Critics of the movement to reallocate law enforcement funding and impose more legal restrictions on firearms claim that this will hamper people’s ability to defend themselves, the Washington Examiner reports.
“If you’re primarily disarming the most law-abiding good citizens who obey the law, you make it easier for criminals to go and commit crimes,” said John Lott, a former adviser to the Trump administration who wrote the book, “More Guns, Less Crime.”
He added that “You have had the biggest spikes in the areas where police are not being allowed to do their job either because of orders or because of changes in budgets. It’s not really shocking to me that you see the increase.”
Lott pointed to Minneapolis, Los Angeles, New York, and Seattle as examples of this.
“I would have been surprised if you hadn’t seen an increase in crime,” he added.

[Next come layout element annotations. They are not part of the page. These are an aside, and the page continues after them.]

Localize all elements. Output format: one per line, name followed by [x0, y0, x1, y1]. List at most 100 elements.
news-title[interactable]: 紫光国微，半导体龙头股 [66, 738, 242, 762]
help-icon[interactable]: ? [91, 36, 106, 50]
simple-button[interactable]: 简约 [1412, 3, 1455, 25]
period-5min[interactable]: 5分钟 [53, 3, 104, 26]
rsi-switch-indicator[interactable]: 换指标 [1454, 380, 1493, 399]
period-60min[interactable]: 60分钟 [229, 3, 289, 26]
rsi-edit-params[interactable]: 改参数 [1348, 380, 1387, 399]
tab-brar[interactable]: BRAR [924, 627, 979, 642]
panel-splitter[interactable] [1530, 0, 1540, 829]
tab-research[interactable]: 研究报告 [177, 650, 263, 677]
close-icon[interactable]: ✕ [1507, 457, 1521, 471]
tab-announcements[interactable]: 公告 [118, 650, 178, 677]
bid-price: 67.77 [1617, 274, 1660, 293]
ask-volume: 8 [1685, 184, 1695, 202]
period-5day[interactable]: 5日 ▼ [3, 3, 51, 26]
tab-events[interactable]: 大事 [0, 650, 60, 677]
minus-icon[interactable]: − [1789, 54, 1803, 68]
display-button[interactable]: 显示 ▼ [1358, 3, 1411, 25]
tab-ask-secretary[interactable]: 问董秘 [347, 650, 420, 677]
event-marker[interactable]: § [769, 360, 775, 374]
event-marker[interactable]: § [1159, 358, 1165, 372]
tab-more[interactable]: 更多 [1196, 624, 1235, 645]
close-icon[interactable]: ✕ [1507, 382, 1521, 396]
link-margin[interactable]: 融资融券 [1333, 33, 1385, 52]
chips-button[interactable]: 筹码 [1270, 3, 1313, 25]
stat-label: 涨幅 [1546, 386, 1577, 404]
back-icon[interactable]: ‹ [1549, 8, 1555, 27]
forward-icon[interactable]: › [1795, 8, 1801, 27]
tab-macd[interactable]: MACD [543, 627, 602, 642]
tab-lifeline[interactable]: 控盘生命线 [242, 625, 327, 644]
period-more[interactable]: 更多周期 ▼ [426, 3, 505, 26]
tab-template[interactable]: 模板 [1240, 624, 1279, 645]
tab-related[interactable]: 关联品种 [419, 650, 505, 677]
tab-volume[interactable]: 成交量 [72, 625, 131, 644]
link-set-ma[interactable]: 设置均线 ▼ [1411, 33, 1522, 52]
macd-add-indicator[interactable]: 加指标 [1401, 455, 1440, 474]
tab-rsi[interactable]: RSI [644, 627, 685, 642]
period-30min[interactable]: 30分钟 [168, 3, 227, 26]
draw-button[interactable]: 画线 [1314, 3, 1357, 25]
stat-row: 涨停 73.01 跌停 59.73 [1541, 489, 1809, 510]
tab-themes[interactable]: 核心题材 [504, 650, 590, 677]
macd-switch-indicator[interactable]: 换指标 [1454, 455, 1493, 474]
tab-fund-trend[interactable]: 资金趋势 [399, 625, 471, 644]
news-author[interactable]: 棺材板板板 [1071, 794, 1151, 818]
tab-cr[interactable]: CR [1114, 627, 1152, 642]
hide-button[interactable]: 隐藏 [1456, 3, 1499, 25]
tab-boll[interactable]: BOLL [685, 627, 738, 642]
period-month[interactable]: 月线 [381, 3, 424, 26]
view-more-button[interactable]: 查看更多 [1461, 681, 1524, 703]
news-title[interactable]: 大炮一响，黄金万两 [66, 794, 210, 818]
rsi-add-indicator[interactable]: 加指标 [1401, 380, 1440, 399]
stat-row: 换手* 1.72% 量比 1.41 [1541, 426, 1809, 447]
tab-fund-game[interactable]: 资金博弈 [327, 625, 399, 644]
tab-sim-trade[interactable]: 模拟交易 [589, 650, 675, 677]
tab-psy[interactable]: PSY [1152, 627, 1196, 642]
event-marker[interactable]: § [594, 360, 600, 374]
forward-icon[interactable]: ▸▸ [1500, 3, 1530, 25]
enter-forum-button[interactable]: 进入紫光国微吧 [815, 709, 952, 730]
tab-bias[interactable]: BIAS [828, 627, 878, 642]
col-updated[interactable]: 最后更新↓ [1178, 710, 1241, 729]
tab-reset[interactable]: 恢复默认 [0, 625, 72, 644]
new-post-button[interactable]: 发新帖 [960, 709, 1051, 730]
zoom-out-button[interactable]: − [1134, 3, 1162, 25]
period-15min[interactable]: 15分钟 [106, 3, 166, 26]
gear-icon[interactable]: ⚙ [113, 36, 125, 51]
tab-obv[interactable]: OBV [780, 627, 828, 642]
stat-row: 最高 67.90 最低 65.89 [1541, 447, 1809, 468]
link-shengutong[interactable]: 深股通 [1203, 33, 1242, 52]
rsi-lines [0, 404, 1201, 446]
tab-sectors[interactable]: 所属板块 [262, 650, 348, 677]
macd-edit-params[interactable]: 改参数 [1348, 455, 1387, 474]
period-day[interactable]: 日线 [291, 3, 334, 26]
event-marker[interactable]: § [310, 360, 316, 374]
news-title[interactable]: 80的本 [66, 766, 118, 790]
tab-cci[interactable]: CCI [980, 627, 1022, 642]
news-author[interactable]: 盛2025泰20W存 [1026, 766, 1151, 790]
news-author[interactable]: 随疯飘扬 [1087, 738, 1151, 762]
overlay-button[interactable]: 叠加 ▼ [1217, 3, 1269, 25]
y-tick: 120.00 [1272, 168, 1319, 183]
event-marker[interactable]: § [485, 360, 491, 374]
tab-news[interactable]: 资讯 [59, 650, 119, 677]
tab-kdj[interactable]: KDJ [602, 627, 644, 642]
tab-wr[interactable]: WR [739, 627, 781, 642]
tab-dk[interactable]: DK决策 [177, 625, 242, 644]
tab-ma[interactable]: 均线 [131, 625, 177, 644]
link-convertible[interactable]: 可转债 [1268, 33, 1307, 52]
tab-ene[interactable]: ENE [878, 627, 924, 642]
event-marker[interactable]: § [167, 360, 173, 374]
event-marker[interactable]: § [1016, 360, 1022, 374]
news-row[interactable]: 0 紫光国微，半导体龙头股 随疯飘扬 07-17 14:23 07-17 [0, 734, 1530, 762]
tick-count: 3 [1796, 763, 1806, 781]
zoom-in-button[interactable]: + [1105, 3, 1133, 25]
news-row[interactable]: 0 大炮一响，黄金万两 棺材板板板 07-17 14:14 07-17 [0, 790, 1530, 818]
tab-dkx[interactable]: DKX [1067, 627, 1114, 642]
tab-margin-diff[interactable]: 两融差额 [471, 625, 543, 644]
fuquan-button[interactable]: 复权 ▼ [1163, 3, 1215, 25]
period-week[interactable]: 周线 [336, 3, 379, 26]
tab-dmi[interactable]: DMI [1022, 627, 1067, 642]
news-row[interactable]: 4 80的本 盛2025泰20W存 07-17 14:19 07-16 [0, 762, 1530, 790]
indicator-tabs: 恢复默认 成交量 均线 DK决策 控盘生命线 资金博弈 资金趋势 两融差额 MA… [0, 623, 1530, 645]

Lott went on to say that calls for increased restrictions on firearms won’t solve the problem.
“My question would be, what changed last year with regard to gun control that could explain [an increase in homicides]?” he said. “If gun control or the lack of it is responsible for the spike, what changed last year that coincided with the big increase that we saw in murders?”
Doug Seaton, the president of the Upper Midwest Law Center, told the Examiner that Minneapolis’ cuts to the city’s police budget have caused a spike in crime.
“These individuals are longtime residents of the city [and] taxpayers, lived in this neighborhood, have suffered bullets through their walls and had people shot on their blocks and dying,” said Seaton, whose organization is representing a group of eight citizens petitioning the decision in court. “They were well acquainted with violence that’s been the outcome of this preposterous defund the police campaign.”
He also said that the city council’s proposed “department of public safety” would replace the police department.
“When you’re dealing with violent shooters in the neighborhood, psychologists, social workers, and neighborhood volunteers are not going to be the ticket,” Seaton said.
“Law enforcement isn’t allowed to do its job to protect people, and then, we have politicians trying to pass or that have passed laws that prevent individuals … from being able to go and protect themselves,” Lott concluded. “If my research convinces me of anything, it’s that people who are most likely victims of violent crime are the ones who benefit the most from being able to go and protect themselves.”